Rapid breakdown of microvascular barriers and subsequent hemorrhagic transformation after delayed recombinant tissue plasminogen activator treatment in a rat embolic stroke model

Background and Purpose-Thrombolytic therapy with recombinant tissue plasminogen activator (rtPA) after stroke increases risk of hemorrhagic transformation, particularly in areas with blood-brain barrier leakage. Our aim was to characterize acute effects of rtPA administration on the integrity of microvascular barriers. Methods-Stroke was induced in spontaneously hypertensive rats by unilateral embolic middle cerebral artery occlusion. Six hours after stroke, rtPA was intravenously administered (n=10). Controls received saline (n=4). Extravasation of the large-diameter contrast agent monocrystalline iron oxide nanocolloid (MION) was assessed with susceptibility contrast-enhanced MRI during rtPA injection. In addition, we performed perfusion MRI and diffusion-weighted MRI. After MRI, 2 hours after rtPA treatment, intracerebral hemorrhage was quantified with a spectrophotometric hemoglobin assay.

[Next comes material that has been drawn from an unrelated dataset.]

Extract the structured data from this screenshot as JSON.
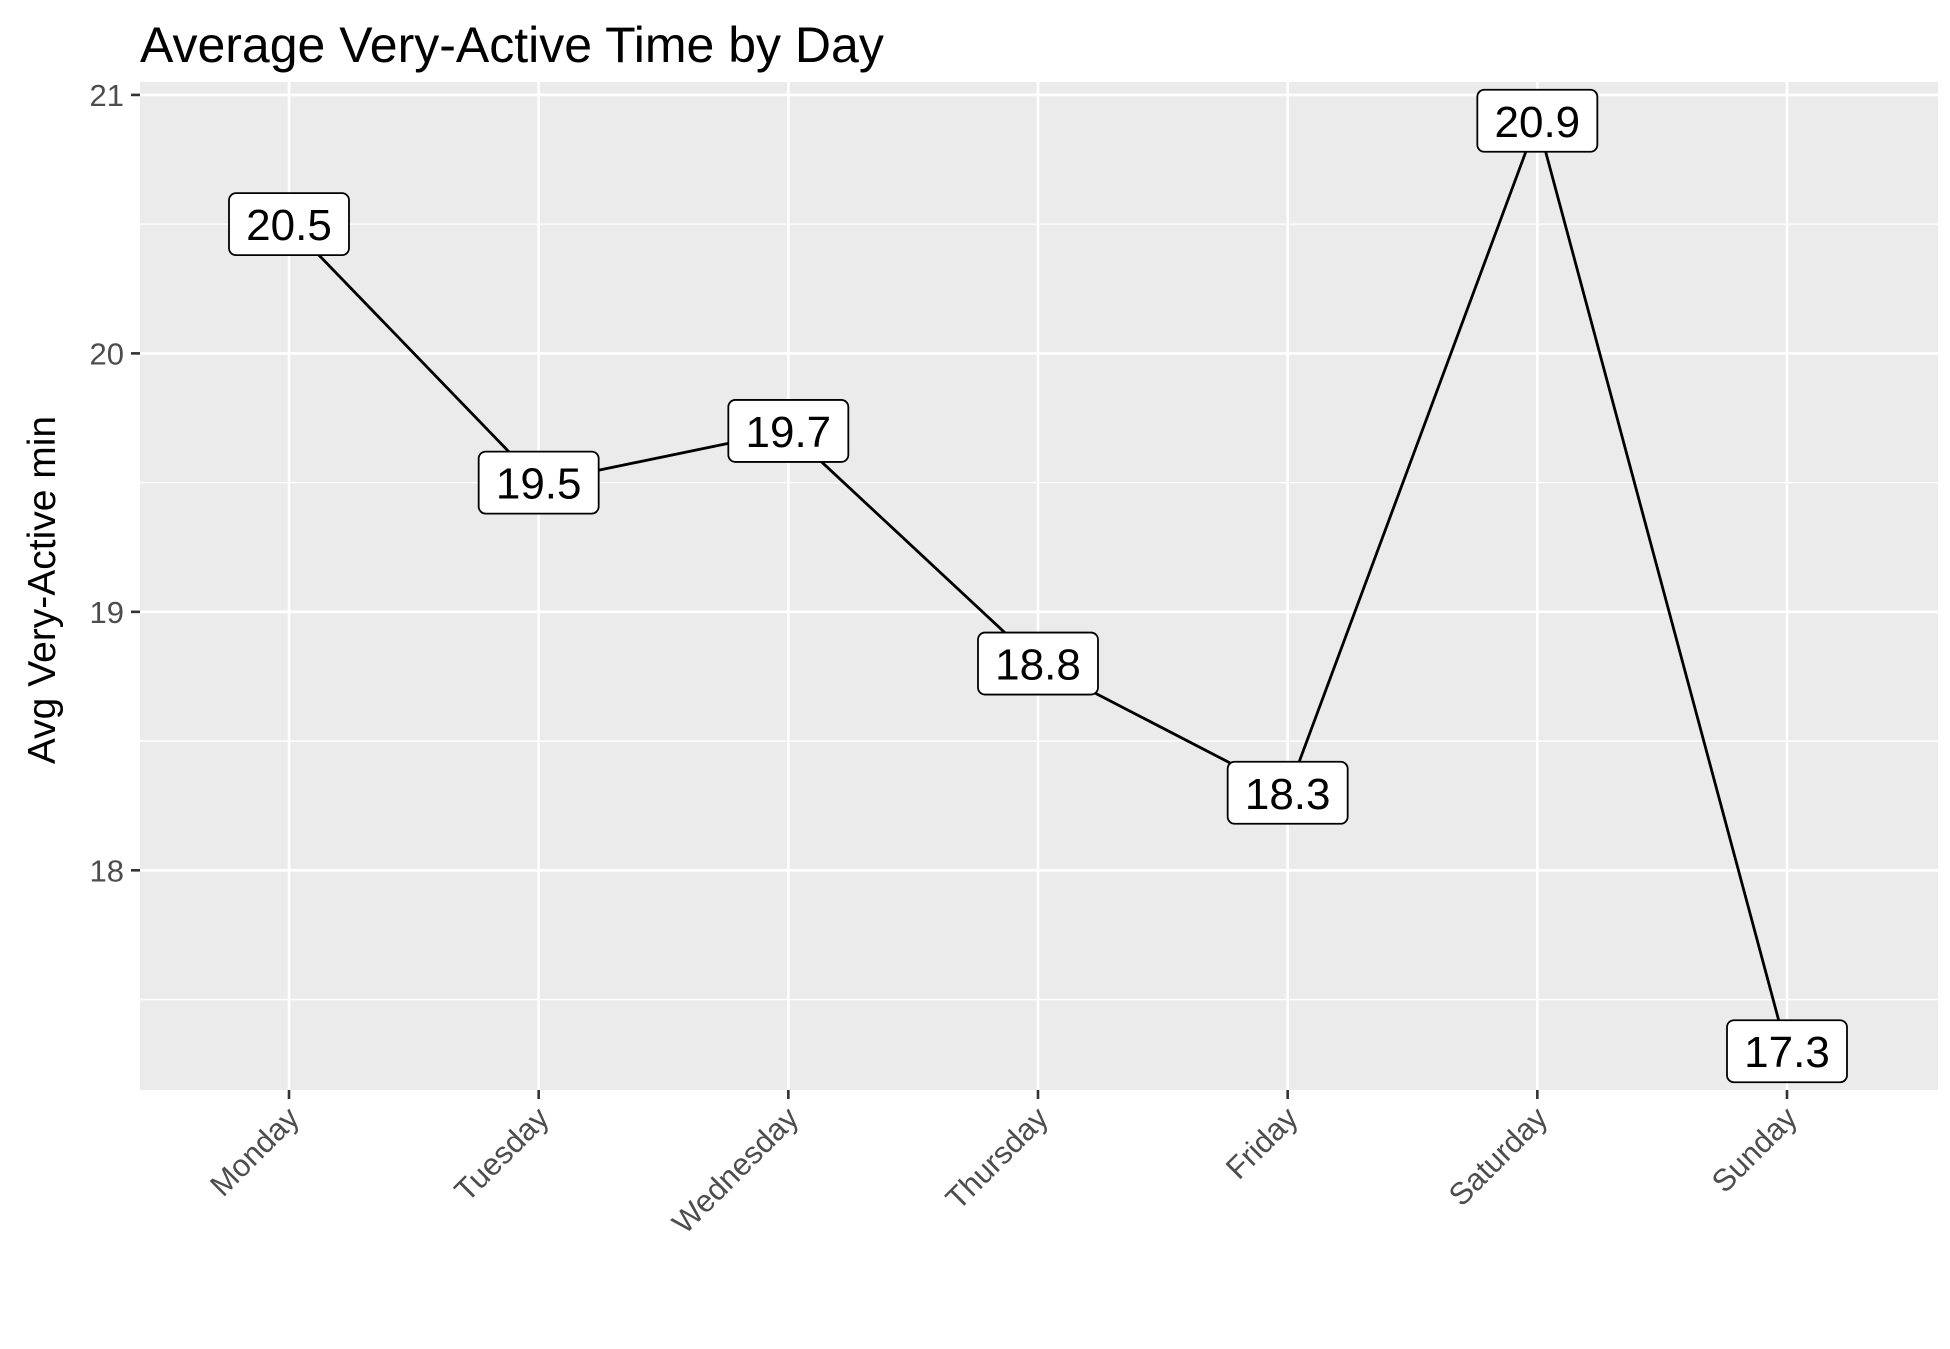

Results-Late rtPA treatment resulted in increased hemorrhage volume (8.4 +/- 1.7 versus 2.9 +/- 0.9 muL in controls; P<.05). In MION-injected animals, during rtPA administration, transverse relaxation rate change (DeltaR(2)*) increased from 12.4 +/- 6.0 to 31.6 +/- 19.2 s(-1) (P<0.05) in areas with subsequent hemorrhage. Significant DeltaR(2)* changes were absent in nonhemorrhagic areas, in animals without injected MION, and in saline-treated animals. Thrombolytic therapy did not improve perfusion in regions with hemorrhagic transformation (cerebral blood flow index was 22.8 +/- 19.7% [of contralateral] at 0.5 hours before and 22.4 +/- 18.0% at 1 hour after rtPA administration). Conclusions-The DeltaR(2)* changes during rtPA delivery in MION-injected animals indicate extravasation of MION, which reflects increased permeability of the blood-brain barrier. This implies that late rtPA treatment rapidly aggravates early ischemia-induced damage to microvascular barriers, thereby enhancing hemorrhagic transformation.